Privacy at greenhost

The modern Internet brings complex questions about digital privacy. Greenhost is committed to these issues and will do the most it can to protect data and privacy, both on our platform and beyond. This page provides some background information on our efforts to better protect privacy, both for our customers and for society as a whole.

Data we control

Greenhost is committed to privacy by design. We try to minimise the amount of personal information we store with regards to our customers. However, in order to offer our services we need contact details and other specific information. Our Privacy Policy explains the collection, use, and disclosure of such Personal Information by Greenhost.

Tooling for customers

Privacy aspects concern all internet users, and everybody can take action to better protect their own privacy. This often requires specific skills and knowledge that not all internet users possess. We therefore offer different tools to our customers to better protect their own and their visitors' privacy. To name just a few examples:

  1. Free Let's Encrypt TLS connections for all users.
  2. We host several whistle-blowing platforms using GlobaLeaks software.
  3. DNSSEC on practically all domains.
  4. Two-factor authentication in our service centre.
  5. The possibility to reach us through GPG encrypted emails (Fingerprint: 9EBA 6066 F8F5 AE8C 9788 D1A3 C216 84A6 CC7B CD7D)
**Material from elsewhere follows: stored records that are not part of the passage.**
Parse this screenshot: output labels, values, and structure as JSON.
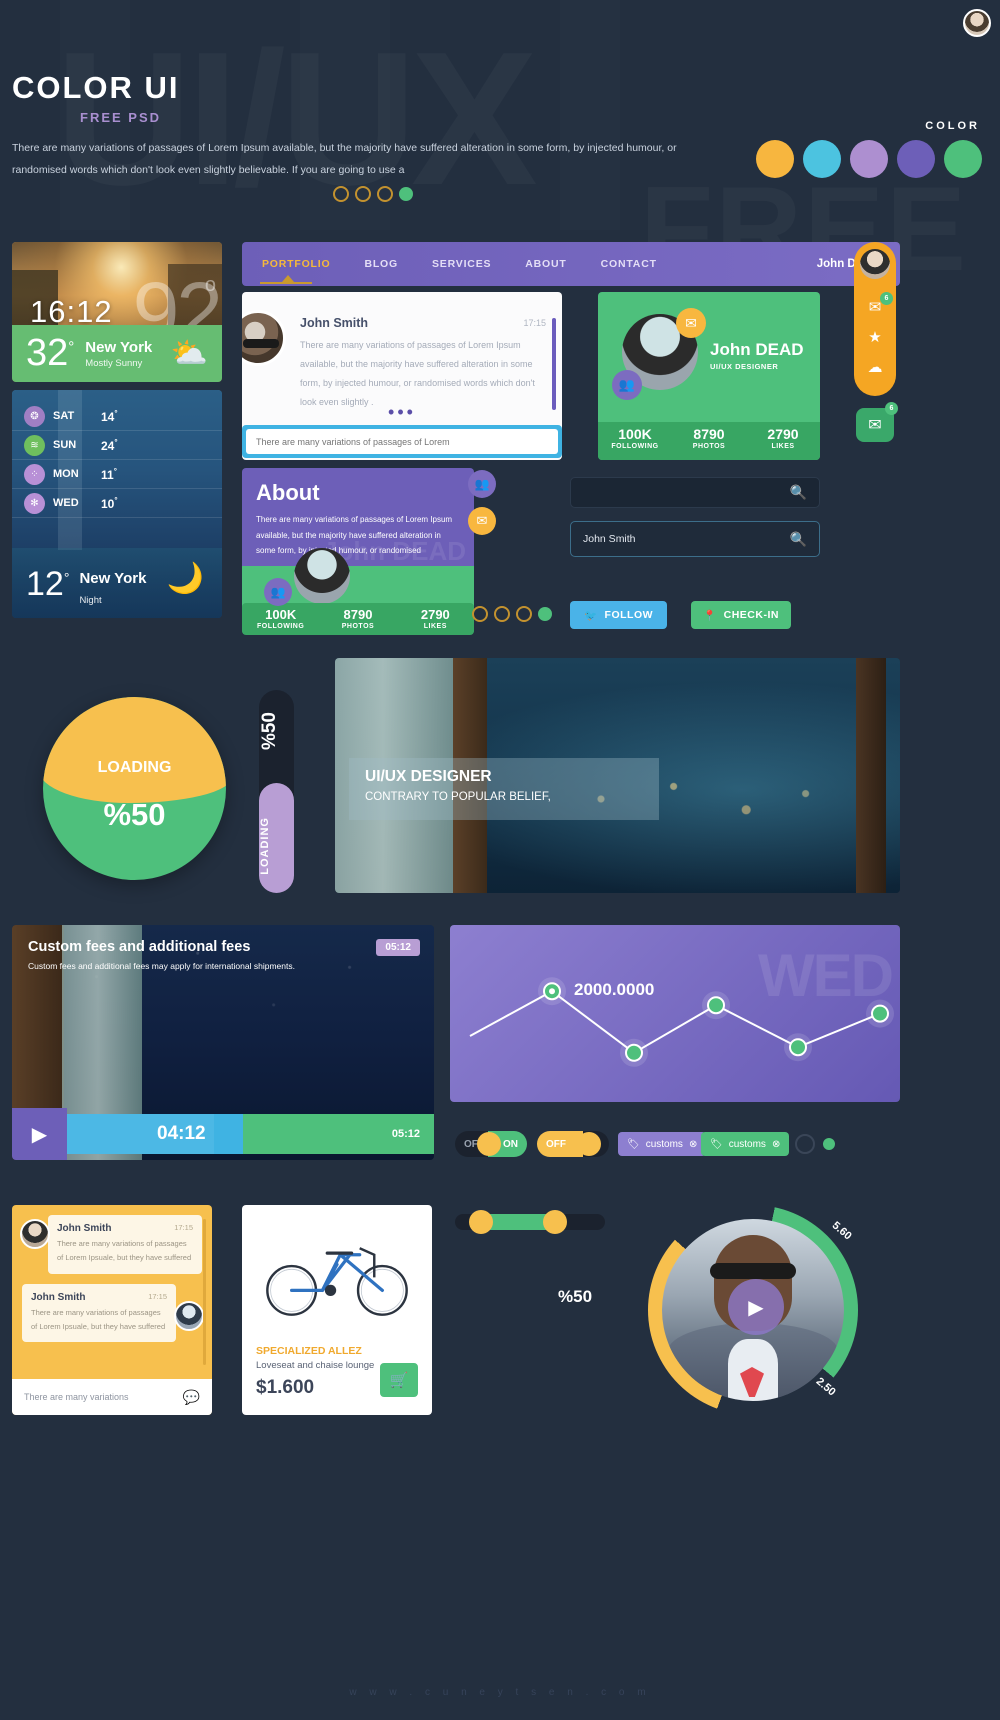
{
  "watermarks": {
    "big": "UI/UX",
    "sub": "FREE"
  },
  "header": {
    "title": "COLOR UI",
    "subtitle": "FREE PSD",
    "intro": "There are many variations of passages of Lorem Ipsum available, but the majority have suffered alteration in some form, by injected humour, or randomised words which don't look even slightly believable. If you are going to use a",
    "color_label": "COLOR",
    "swatches": [
      "#f7b63f",
      "#4cc3e0",
      "#ad8fd0",
      "#6d5fb8",
      "#4ec07c"
    ]
  },
  "weather_now": {
    "time": "16:12",
    "bg_temp": "92",
    "bg_deg": "o",
    "temp": "32",
    "deg": "°",
    "city": "New York",
    "condition": "Mostly Sunny",
    "icon": "sun-cloud-icon"
  },
  "weather_forecast": {
    "rows": [
      {
        "day": "SAT",
        "temp": "14",
        "deg": "°",
        "icon": "snail-icon",
        "color": "#a07fc4"
      },
      {
        "day": "SUN",
        "temp": "24",
        "deg": "°",
        "icon": "rain-icon",
        "color": "#6fbf5e"
      },
      {
        "day": "MON",
        "temp": "11",
        "deg": "°",
        "icon": "hail-icon",
        "color": "#b890d6"
      },
      {
        "day": "WED",
        "temp": "10",
        "deg": "°",
        "icon": "snow-icon",
        "color": "#b890d6"
      }
    ],
    "temp": "12",
    "deg": "°",
    "city": "New York",
    "condition": "Night",
    "icon": "moon-icon"
  },
  "nav": {
    "items": [
      {
        "label": "PORTFOLIO",
        "active": true
      },
      {
        "label": "BLOG",
        "active": false
      },
      {
        "label": "SERVICES",
        "active": false
      },
      {
        "label": "ABOUT",
        "active": false
      },
      {
        "label": "CONTACT",
        "active": false
      }
    ],
    "user": "John DEAD"
  },
  "chat": {
    "name": "John Smith",
    "time": "17:15",
    "message": "There are many variations of passages of Lorem Ipsum available, but the majority have suffered alteration in some form, by injected humour, or randomised words which don't look even slightly .",
    "typing": "•••",
    "input_placeholder": "There are many variations of passages of Lorem",
    "input_value": ""
  },
  "profile": {
    "name": "John DEAD",
    "role": "UI/UX DESIGNER",
    "mail_badge": "mail-icon",
    "users_badge": "users-icon",
    "stats": [
      {
        "value": "100K",
        "label": "FOLLOWING"
      },
      {
        "value": "8790",
        "label": "PHOTOS"
      },
      {
        "value": "2790",
        "label": "LIKES"
      }
    ]
  },
  "rail": {
    "items": [
      {
        "icon": "mail-icon",
        "badge": "6"
      },
      {
        "icon": "star-icon",
        "badge": ""
      },
      {
        "icon": "cloud-icon",
        "badge": ""
      }
    ],
    "chat_icon": "chat-icon",
    "chat_badge": "6"
  },
  "about": {
    "title": "About",
    "text": "There are many variations of passages of Lorem Ipsum available, but the majority have suffered alteration in some form, by injected humour, or randomised",
    "watermark": "John DEAD",
    "stats": [
      {
        "value": "100K",
        "label": "FOLLOWING"
      },
      {
        "value": "8790",
        "label": "PHOTOS"
      },
      {
        "value": "2790",
        "label": "LIKES"
      }
    ]
  },
  "search": {
    "empty_value": "",
    "empty_placeholder": "",
    "filled_value": "John Smith",
    "icon": "search-icon"
  },
  "actions": {
    "follow": "FOLLOW",
    "follow_icon": "twitter-icon",
    "checkin": "CHECK-IN",
    "checkin_icon": "location-pin-icon",
    "dots": [
      "ring",
      "ring",
      "ring",
      "fill"
    ]
  },
  "loading_circle": {
    "label": "LOADING",
    "percent": "%50"
  },
  "loading_vertical": {
    "percent": "%50",
    "label": "LOADING"
  },
  "hero": {
    "title": "UI/UX DESIGNER",
    "subtitle": "CONTRARY TO POPULAR BELIEF,",
    "dots": [
      "ring",
      "ring",
      "ring",
      "fill"
    ]
  },
  "video": {
    "title": "Custom fees and additional fees",
    "subtitle": "Custom fees and additional fees may apply for international shipments.",
    "duration_badge": "05:12",
    "current_time": "04:12",
    "total_time": "05:12",
    "play_icon": "play-icon"
  },
  "chart_data": {
    "type": "line",
    "title": "",
    "watermark": "WED",
    "x": [
      0,
      1,
      2,
      3,
      4,
      5
    ],
    "values": [
      1200,
      2000,
      900,
      1750,
      1000,
      1600
    ],
    "point_label": "2000.0000",
    "labeled_index": 1,
    "ylim": [
      700,
      2200
    ],
    "xlabel": "",
    "ylabel": "",
    "grid": false,
    "legend": "none",
    "line_color": "#ffffff",
    "point_color": "#4ec07c",
    "bg_color": "#7a6cc6"
  },
  "toggles": [
    {
      "off": "OFF",
      "on": "ON",
      "state": "on"
    },
    {
      "off": "OFF",
      "on": "ON",
      "state": "off"
    }
  ],
  "chips": [
    {
      "label": "customs",
      "icon": "tag-icon",
      "close": "close-icon",
      "color": "#8d7fd0"
    },
    {
      "label": "customs",
      "icon": "tag-icon",
      "close": "close-icon",
      "color": "#4ec07c"
    }
  ],
  "slider": {
    "min_value": "",
    "max_value": "",
    "fill_percent": 48
  },
  "messages": {
    "items": [
      {
        "name": "John Smith",
        "time": "17:15",
        "text": "There are many variations of passages of Lorem Ipsuale, but they have suffered",
        "side": "left"
      },
      {
        "name": "John Smith",
        "time": "17:15",
        "text": "There are many variations of passages of Lorem Ipsuale, but they have suffered",
        "side": "right"
      }
    ],
    "footer": "There are many variations",
    "footer_icon": "chat-icon"
  },
  "product": {
    "brand": "SPECIALIZED ALLEZ",
    "name": "Loveseat and chaise lounge",
    "price": "$1.600",
    "cart_icon": "cart-icon"
  },
  "circular_profile": {
    "percent": "%50",
    "top_value": "5.60",
    "bottom_value": "2.50",
    "play_icon": "play-icon"
  },
  "footer": "w w w . c u n e y t s e n . c o m"
}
Throughout society data has become a valuable resource, with both governments and commercial corporations infringing on citizen's data privacy. We take an active stance in these matters and have participated in or initiated a number of campaigns to stress the importance of data privacy, and offer wider opportunities for Internet users to safeguard it:

  1. We run several servers in the Tor-network.
  2. We are working on an online course platform which allows people to protect their privacy.
  3. We have created a circumvention tool in Wordpress, enabling people to circumvent network based restrictions, such as a national Firewall.
  4. We wrote a book with tips and tricks on e.g. PGP use and circumvention tools
  5. We stopped logging non-critical email information in order to be safeguarded from having to share these with national authorities.
  6. We have sued GCHQ, the English security and information agency, for attacking and exploiting network infrastructure in order to unlawfully gain access to people’s private communications.
  7. Time and again we have voiced our concerns on new legislation regarding mass-surveillance.

With the ever-changing Internet landscape, we believe it is important to stay critically aware of new developments and open to new opportunities. Guaranteeing data privacy has been one of our focal points over the years and will remain leading in our decision making in years to come.